Christina: I have a couple. So, for a business book. One of the books that really helped me and I think this could also help folks who are having a hard time describing themselves who are out there in the job hunt. It's called “Strengths Finder”. So, it's a book you read like 30 pages on this philosophy about how if we just tapped into our innate strengths instead of trying to force everybody to be at least this good at everything. If we just honed in on our innate strengths we'd be "A" better at things that we do. "B" we would be happier. Then you do a test online. It's kind of one of those highly agree, disagree kind of tests and it's timed. Then it shoots out your top five Innate strengths. Then it gives you general advice around it, what type of jobs you'd be good at. How to approach people with that type of strength how to work with different types of strengths. It's a good team builder and it's good for an individual to get some language about how to describe what you're really good at. Take that into job interviews, take that into sales pitches. Then some other books from local artists. I just want to shout out real quick Ijeoma Oluo, who dropped a book last year called "So You Want to Talk About Race" if you're interested in the social justice thing. Then that's a really good book to start just to kind of understand why it is important that we talk about race. Another local author and activist and prior mayoral candidate in Seattle Nikita Oliver dropped a poetry book called "Pebbles in My Shoes". Then I just found another local author who writes children's books where he makes black kids the hero of the book and his name is Jeffrey Cheatham who's got a book out called "Why is Jane so Mad". Those are my book recommendations.
Jason: Christina do you have a discount or free resource for the listeners?
Christina: I would absolutely encourage folks to follow up with me and I have a link for a reading list that includes none of the books that I just mentioned.

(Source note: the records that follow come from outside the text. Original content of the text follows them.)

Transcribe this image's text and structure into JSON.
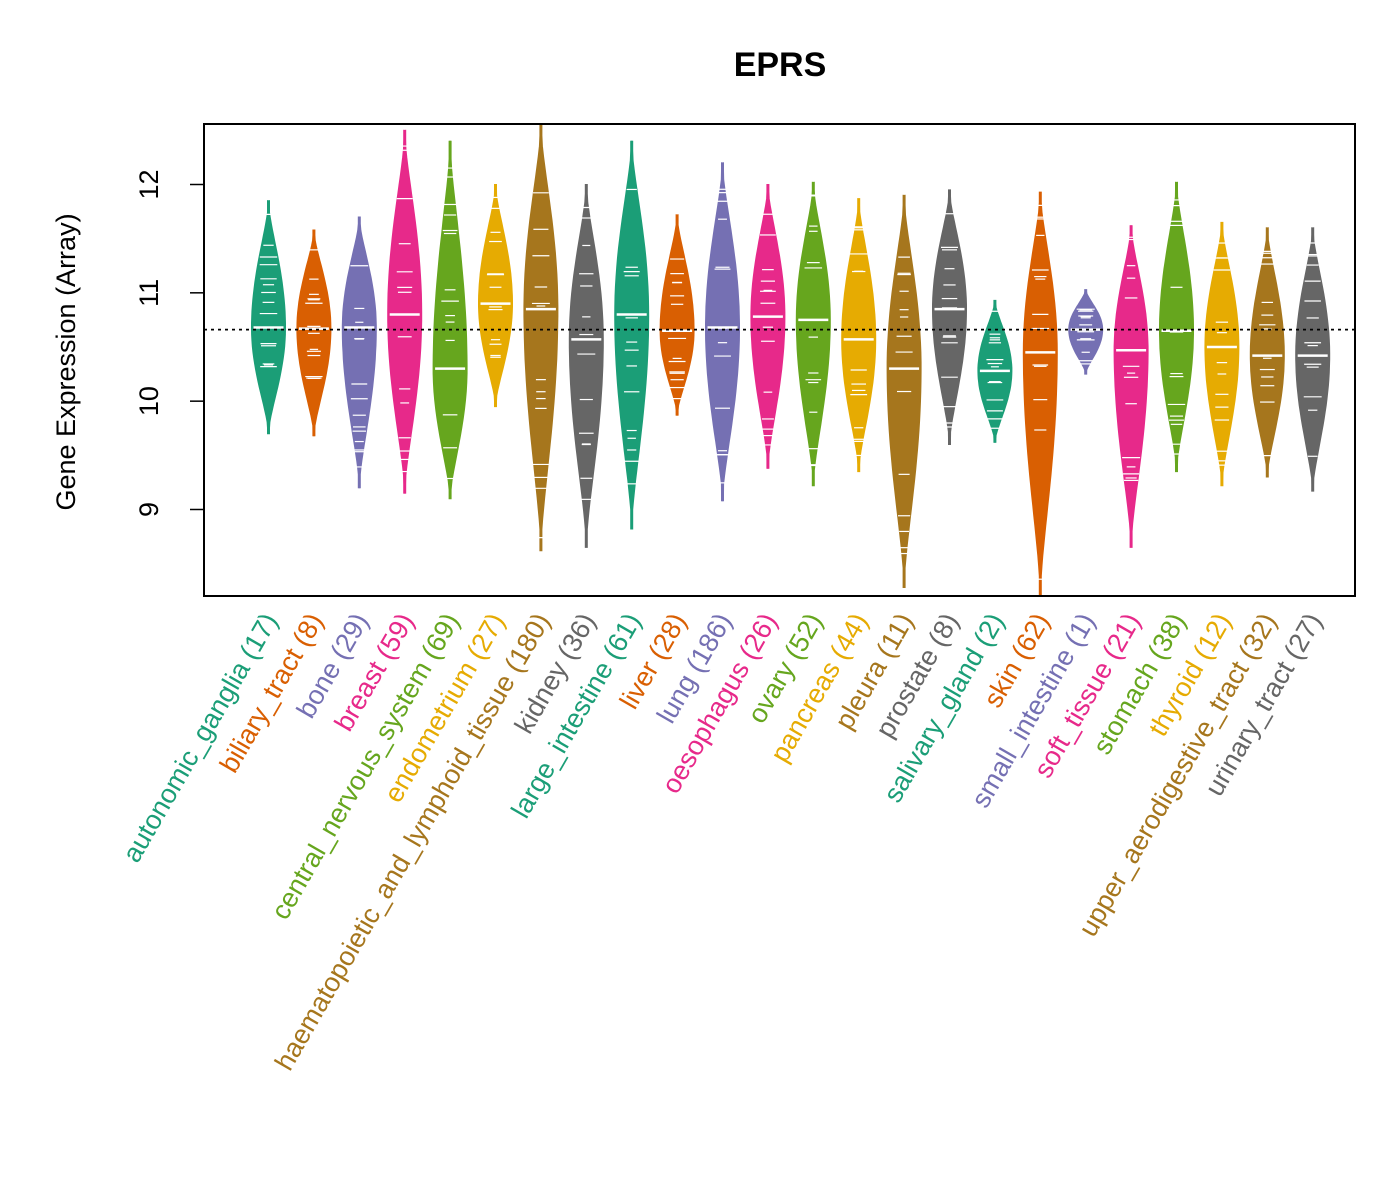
{
  "chart_data": {
    "type": "violin",
    "title": "EPRS",
    "ylabel": "Gene Expression (Array)",
    "xlabel": "",
    "ylim": [
      8.2,
      12.55
    ],
    "yticks": [
      9,
      10,
      11,
      12
    ],
    "reference_line": 10.66,
    "categories": [
      {
        "label": "autonomic_ganglia (17)",
        "color": "#1B9E77",
        "median": 10.68,
        "min": 9.7,
        "max": 11.85
      },
      {
        "label": "biliary_tract (8)",
        "color": "#D95F02",
        "median": 10.67,
        "min": 9.68,
        "max": 11.58
      },
      {
        "label": "bone (29)",
        "color": "#7570B3",
        "median": 10.68,
        "min": 9.2,
        "max": 11.7
      },
      {
        "label": "breast (59)",
        "color": "#E7298A",
        "median": 10.8,
        "min": 9.15,
        "max": 12.5
      },
      {
        "label": "central_nervous_system (69)",
        "color": "#66A61E",
        "median": 10.3,
        "min": 9.1,
        "max": 12.4
      },
      {
        "label": "endometrium (27)",
        "color": "#E6AB02",
        "median": 10.9,
        "min": 9.95,
        "max": 12.0
      },
      {
        "label": "haematopoietic_and_lymphoid_tissue (180)",
        "color": "#A6761D",
        "median": 10.85,
        "min": 8.62,
        "max": 12.55
      },
      {
        "label": "kidney (36)",
        "color": "#666666",
        "median": 10.57,
        "min": 8.65,
        "max": 12.0
      },
      {
        "label": "large_intestine (61)",
        "color": "#1B9E77",
        "median": 10.8,
        "min": 8.82,
        "max": 12.4
      },
      {
        "label": "liver (28)",
        "color": "#D95F02",
        "median": 10.65,
        "min": 9.87,
        "max": 11.72
      },
      {
        "label": "lung (186)",
        "color": "#7570B3",
        "median": 10.68,
        "min": 9.08,
        "max": 12.2
      },
      {
        "label": "oesophagus (26)",
        "color": "#E7298A",
        "median": 10.78,
        "min": 9.38,
        "max": 12.0
      },
      {
        "label": "ovary (52)",
        "color": "#66A61E",
        "median": 10.75,
        "min": 9.22,
        "max": 12.02
      },
      {
        "label": "pancreas (44)",
        "color": "#E6AB02",
        "median": 10.57,
        "min": 9.35,
        "max": 11.87
      },
      {
        "label": "pleura (11)",
        "color": "#A6761D",
        "median": 10.3,
        "min": 8.28,
        "max": 11.9
      },
      {
        "label": "prostate (8)",
        "color": "#666666",
        "median": 10.85,
        "min": 9.6,
        "max": 11.95
      },
      {
        "label": "salivary_gland (2)",
        "color": "#1B9E77",
        "median": 10.28,
        "min": 9.62,
        "max": 10.93
      },
      {
        "label": "skin (62)",
        "color": "#D95F02",
        "median": 10.45,
        "min": 8.2,
        "max": 11.93
      },
      {
        "label": "small_intestine (1)",
        "color": "#7570B3",
        "median": 10.66,
        "min": 10.25,
        "max": 11.03
      },
      {
        "label": "soft_tissue (21)",
        "color": "#E7298A",
        "median": 10.47,
        "min": 8.65,
        "max": 11.62
      },
      {
        "label": "stomach (38)",
        "color": "#66A61E",
        "median": 10.65,
        "min": 9.35,
        "max": 12.02
      },
      {
        "label": "thyroid (12)",
        "color": "#E6AB02",
        "median": 10.5,
        "min": 9.22,
        "max": 11.65
      },
      {
        "label": "upper_aerodigestive_tract (32)",
        "color": "#A6761D",
        "median": 10.42,
        "min": 9.3,
        "max": 11.6
      },
      {
        "label": "urinary_tract (27)",
        "color": "#666666",
        "median": 10.42,
        "min": 9.17,
        "max": 11.6
      }
    ]
  }
}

But some other ones really focused around communication, creativity and public speaking skills. Then I'm also happy to take a 30-minute call if any of your listeners, who just want to maybe work on your elevator pitch or talk about their communication challenge. Or if you're kind of new in the industry or something and have questions about Entrepreneurship.
Jason: Christina, can you share your social media links for yourself or your company so people can reach out to you?
Christina: Like we said social media is important and so I've been really active on Instagram lately which is @_cBrennan. It's also my Twitter handle. If you hang out over there and then LinkedIn is the best place to connect with me. I've got more tips and articles and things there as well.
Jason: To our listeners will have the links to the book recommendations and everything else on our show notes and the show notes are at www.cavnessHRblog.com. Christina, we are coming to the end of our talk. Do you any last minute wisdom or vice on any subject you would like to talk about.
Christina: I actually came up with five tips to talk about, but we just kind of didn't get there. We're having such a good conversation. I'll go through them real quick and then I'll send them to you so you can put them in the show notes as well. But for any type of presentation, any type of communication always lead with the benefit. We kind of talked about that earlier. Open strong, make sure you get that attention early. Skip the jargon. Make sure that you know people, understand what language you're using. Define acronyms, things like that. Storytelling versus facts. People will remember your stories before they remember the things that you tell them and then always have a call to action. So, my call to action is to connect with me on social media. LinkedIn specifically is a good place and to just go be great today right. Is that our call to action? I'll let you do it. Sorry if I ruined it for you.
Jason: Christina, thank you for being here. You are doing a lot of great things for a lot of great causes.
Christina: Yeah, I'm excited to see cavnessHR grow too. Thank you for having me.
Jason: To our listeners, thank you for your time as well and remember to be great every day.